Festival komitesi başkanı Ang Lee'nin dâvetini kabul eden Gong Li'nin -daha önce Berlin (2000), Venedik (2002) ve Tokyo (2003)- jüri başkanı koltuğunda yer aldığı 55. Taipei Altın At Film Festivali (TGHFF)'nde aday olduğu sekiz daldan üçünde ödüle lâyık görülen film 20. Taipei Film Festivali'nde de dört ödül kazanmayı başardı. İki kulvarda da başarıya ulaşıp oyunculuğunu taçlandıran Hsieh Ying-hsuan bu noktada en çok dikkat çeken isim. Hele ki 55. Altın At Film Festivali'nde rakiplerinin Li Sun (Gölge Savaşçı, Yimou Zhang) ve Tao Zhao (Kül En Saf Beyazdır, Zhangke Jia) olduğu düşünülürse hak vermemek elde değil. Rolü gereği biraz kulak tırmalasa ve yer yer abartılı davranıyor görünse de gayet doğal ve ortalama Tayvan kadınını hakkıyla temsil eden -etkileyici- bir performans sergiliyor. Beden dili müthiş doğrusu. Sanırım bir kadın ve anne olarak öyküyü içselleştirip iç dünyâsını da yansıtmış. Kendisi, bizde de pek yaygın olan, "Saçımı süpürge ettim, yine de yaranamadım." model annelerden. Mimik ve jestleri, ânîden değişebilen ses tonu karakterine çok şey katmış. Jay/Ah Jie (Roh Chiu)'den bahsetmemek olmaz. Oyunculuğu ve hikâyesiyle neredeyse "Bu, onun filmi." dedirtecek derecede güçlü bir karakter. Zâti o da 20. Taipei Film Festivali'nde en iyi erkek oyuncu seçilmiş.
"Matematiğin çok iyi. On bin yıl ne kadardır?
On bin yıl, sevdiğin birinin, sana normal olmak istediğini söyleyip seni terk etmesidir.
O günden sonra her gün, on bin yıl gibidir."

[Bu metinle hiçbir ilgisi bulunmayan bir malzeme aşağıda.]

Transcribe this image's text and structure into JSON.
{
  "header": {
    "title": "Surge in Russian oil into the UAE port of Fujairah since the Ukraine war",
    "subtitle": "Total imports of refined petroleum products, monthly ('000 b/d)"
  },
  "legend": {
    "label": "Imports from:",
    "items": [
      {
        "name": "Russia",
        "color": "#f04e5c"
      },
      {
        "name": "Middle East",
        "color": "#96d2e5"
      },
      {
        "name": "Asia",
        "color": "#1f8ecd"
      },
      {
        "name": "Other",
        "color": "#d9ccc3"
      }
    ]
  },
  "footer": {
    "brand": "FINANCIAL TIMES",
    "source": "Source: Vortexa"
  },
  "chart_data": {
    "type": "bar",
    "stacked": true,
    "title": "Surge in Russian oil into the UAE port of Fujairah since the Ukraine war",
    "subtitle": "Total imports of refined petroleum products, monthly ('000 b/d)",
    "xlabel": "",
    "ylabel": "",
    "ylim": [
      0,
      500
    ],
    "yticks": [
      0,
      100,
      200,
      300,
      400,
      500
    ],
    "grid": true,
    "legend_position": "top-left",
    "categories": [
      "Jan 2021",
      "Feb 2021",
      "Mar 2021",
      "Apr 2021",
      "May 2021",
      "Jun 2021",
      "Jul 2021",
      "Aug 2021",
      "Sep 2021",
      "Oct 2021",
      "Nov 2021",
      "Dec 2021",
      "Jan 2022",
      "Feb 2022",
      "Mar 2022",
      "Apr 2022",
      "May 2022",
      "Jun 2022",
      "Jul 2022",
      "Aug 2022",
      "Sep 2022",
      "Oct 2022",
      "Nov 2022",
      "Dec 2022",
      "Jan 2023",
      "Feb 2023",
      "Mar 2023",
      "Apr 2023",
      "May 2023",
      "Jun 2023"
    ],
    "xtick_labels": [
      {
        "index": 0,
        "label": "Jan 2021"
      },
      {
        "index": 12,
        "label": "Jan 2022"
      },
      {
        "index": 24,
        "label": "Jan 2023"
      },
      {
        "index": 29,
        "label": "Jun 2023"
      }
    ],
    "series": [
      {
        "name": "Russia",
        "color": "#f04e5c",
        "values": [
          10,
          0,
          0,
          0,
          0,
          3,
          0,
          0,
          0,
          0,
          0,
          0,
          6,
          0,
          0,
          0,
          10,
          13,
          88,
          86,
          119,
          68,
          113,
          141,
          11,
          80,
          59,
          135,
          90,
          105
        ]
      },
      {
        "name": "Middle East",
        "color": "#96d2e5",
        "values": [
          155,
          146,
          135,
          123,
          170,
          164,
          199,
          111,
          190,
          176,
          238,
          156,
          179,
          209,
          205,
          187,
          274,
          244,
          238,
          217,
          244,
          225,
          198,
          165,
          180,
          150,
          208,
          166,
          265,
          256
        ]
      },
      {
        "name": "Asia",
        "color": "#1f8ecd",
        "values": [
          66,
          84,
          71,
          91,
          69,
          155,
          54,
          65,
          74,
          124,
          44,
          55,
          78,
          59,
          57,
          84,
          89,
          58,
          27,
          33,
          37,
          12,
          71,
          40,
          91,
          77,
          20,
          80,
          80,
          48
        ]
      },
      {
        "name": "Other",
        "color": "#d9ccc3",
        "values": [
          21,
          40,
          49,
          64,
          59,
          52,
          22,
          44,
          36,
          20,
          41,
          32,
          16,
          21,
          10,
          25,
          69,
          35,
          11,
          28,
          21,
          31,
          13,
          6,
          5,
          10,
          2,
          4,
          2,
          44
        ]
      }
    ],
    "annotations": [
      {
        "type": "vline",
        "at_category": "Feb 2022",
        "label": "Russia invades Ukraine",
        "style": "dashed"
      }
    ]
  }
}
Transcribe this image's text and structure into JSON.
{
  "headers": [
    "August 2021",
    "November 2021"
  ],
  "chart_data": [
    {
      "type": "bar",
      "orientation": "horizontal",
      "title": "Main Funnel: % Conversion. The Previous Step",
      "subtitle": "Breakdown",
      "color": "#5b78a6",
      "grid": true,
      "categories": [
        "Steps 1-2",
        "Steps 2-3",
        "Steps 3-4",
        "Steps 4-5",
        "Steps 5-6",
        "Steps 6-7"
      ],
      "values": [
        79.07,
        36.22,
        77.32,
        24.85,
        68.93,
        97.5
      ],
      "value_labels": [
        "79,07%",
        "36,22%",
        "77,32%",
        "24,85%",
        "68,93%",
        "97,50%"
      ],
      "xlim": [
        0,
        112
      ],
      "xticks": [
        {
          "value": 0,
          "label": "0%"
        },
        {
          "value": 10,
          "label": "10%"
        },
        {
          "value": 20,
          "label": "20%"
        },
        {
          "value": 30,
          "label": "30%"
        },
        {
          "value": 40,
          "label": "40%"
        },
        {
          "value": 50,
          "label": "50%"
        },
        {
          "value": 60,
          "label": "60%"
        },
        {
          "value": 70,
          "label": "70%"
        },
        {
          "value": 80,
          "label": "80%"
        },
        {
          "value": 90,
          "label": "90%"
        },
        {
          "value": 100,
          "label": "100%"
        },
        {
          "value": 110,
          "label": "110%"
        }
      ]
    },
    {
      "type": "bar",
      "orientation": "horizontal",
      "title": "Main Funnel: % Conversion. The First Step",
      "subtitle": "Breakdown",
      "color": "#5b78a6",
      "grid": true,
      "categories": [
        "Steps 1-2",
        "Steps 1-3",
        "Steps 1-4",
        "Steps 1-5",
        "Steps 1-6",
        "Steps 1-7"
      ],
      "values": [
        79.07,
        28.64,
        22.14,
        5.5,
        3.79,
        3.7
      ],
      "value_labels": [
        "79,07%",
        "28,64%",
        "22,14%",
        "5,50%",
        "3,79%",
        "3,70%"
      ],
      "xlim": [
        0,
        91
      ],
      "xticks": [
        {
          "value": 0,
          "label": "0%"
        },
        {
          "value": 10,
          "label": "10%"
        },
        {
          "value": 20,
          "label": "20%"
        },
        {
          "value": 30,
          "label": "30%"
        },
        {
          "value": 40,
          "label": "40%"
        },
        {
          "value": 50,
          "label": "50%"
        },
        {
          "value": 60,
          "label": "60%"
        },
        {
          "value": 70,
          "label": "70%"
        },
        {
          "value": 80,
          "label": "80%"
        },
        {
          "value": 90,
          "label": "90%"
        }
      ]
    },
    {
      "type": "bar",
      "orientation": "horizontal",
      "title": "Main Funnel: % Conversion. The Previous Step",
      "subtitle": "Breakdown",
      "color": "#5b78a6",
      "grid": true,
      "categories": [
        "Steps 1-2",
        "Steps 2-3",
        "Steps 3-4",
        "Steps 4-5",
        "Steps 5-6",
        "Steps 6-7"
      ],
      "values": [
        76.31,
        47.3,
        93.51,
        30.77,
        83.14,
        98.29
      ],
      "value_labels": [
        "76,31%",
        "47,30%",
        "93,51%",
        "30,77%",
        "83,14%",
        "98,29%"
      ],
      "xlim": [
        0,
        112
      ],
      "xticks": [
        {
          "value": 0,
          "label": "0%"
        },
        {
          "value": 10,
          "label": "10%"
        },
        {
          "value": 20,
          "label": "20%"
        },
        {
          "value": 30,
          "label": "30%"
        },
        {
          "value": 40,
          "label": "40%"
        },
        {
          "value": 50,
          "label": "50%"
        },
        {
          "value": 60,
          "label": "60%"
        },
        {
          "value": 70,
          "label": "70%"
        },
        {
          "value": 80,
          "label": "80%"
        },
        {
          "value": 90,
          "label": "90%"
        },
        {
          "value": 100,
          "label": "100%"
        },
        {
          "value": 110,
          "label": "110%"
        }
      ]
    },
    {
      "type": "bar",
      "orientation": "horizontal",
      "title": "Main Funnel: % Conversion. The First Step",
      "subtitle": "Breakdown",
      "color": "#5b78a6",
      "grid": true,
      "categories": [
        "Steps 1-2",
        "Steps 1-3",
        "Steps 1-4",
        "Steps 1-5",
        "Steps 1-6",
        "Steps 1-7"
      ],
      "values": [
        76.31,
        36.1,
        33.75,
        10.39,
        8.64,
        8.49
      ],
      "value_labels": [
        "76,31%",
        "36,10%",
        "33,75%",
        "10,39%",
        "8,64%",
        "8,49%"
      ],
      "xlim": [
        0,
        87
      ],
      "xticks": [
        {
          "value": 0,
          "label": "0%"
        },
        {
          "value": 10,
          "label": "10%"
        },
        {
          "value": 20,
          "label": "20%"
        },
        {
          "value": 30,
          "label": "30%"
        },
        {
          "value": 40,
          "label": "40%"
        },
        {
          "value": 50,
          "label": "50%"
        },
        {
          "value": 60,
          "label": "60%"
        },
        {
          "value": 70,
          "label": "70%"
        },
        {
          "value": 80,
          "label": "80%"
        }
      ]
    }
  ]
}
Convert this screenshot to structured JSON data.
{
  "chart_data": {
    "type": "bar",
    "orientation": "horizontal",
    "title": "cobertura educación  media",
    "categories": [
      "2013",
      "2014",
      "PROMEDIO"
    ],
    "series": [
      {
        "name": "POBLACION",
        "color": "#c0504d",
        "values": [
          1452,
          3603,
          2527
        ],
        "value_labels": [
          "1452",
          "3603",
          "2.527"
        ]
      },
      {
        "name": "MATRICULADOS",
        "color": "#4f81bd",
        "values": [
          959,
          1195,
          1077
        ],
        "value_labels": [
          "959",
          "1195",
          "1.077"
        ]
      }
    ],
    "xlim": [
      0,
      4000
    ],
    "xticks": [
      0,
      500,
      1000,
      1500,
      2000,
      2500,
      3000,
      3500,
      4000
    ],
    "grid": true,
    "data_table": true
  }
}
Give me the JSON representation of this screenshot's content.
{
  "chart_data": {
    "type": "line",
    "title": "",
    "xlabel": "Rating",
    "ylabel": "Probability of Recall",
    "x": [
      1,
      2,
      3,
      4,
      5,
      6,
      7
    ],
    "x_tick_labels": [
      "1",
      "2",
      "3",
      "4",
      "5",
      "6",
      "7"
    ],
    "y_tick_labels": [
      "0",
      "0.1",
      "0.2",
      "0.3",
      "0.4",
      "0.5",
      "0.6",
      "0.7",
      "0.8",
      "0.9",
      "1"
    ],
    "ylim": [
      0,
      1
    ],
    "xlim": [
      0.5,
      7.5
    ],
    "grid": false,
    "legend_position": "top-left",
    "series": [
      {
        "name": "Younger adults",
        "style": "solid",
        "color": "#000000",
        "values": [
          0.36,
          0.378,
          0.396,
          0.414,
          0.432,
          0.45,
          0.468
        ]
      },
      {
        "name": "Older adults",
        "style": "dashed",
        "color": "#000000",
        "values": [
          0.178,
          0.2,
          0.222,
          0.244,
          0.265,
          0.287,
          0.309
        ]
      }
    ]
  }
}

Oyunculuk hâricinde, filmin artıları görsellik ve müzikler. DJ Didilong olarak da bilinen, Ying-Hung Lee'nin "Bali Song" ve "Our Destiny" parçalarının eşlik ettiği sahneler filmden ayrı düşünüldüğünde dahi etkisini yitirmeyecektir sanırım. Bilhassa "Bali Song"un açılışındaki ıslık sesi, fonda yer aldığı görüntülerle birleştiğinde hipnotik bir etki oluşturuyor âdeta. Görsellik de dikkat çeken ve epeyce doyurucu bir başka unsur. Dekorda tercih edilen -hele ki kırmızı duvar kaplaması- renkler veyâhut uygulanan kimi filtreler ambiyans oluşturmada pek etkin rol alıyor, hatta yer yer -müzikle desteklenince- rol bile çalıyorlar. Meselâ, Jay'in sergilemek istediği oyun için bastırılan afişlerde tesâdüf ettiğimiz, Malika Favre'nin "June" illüstrasyonu gibi detaylar da dikkate ve takdîre değer. İlk bakışta büyüleyici renk paleti ve estetik yanıyla misal Wong Kar-wai imzâlı "Happy Together" etkisi yaratabilecekken potansiyelini/kapasitesini hebâ etmiş maalesef. Yer yer görsel ögeler WKW filmlerinden esintiler taşısa da doğrusu o kalibrede olduğunu iddiâ etmek güç. Konuya yaklaşımı, işleyişi farklı olsa da bir kere onun kadar cesur, açık ve çıplak değil. Anakaranın bir ucunda, İngiliz bayrağı gölgesindeki -görece daha- serbest bir zeminde bâzı tabuları yıkmaya çalışmak daha kolay olabilir elbette. Kezâ buna karşın daha kapalı; toplum baskısı yanında, bir de Çin tehdîdi altında; daha geleneksel bir ada ülkesinde kimi özgürlükleri fısıldamanın dahi yürek isteyeceğinin farkındayım.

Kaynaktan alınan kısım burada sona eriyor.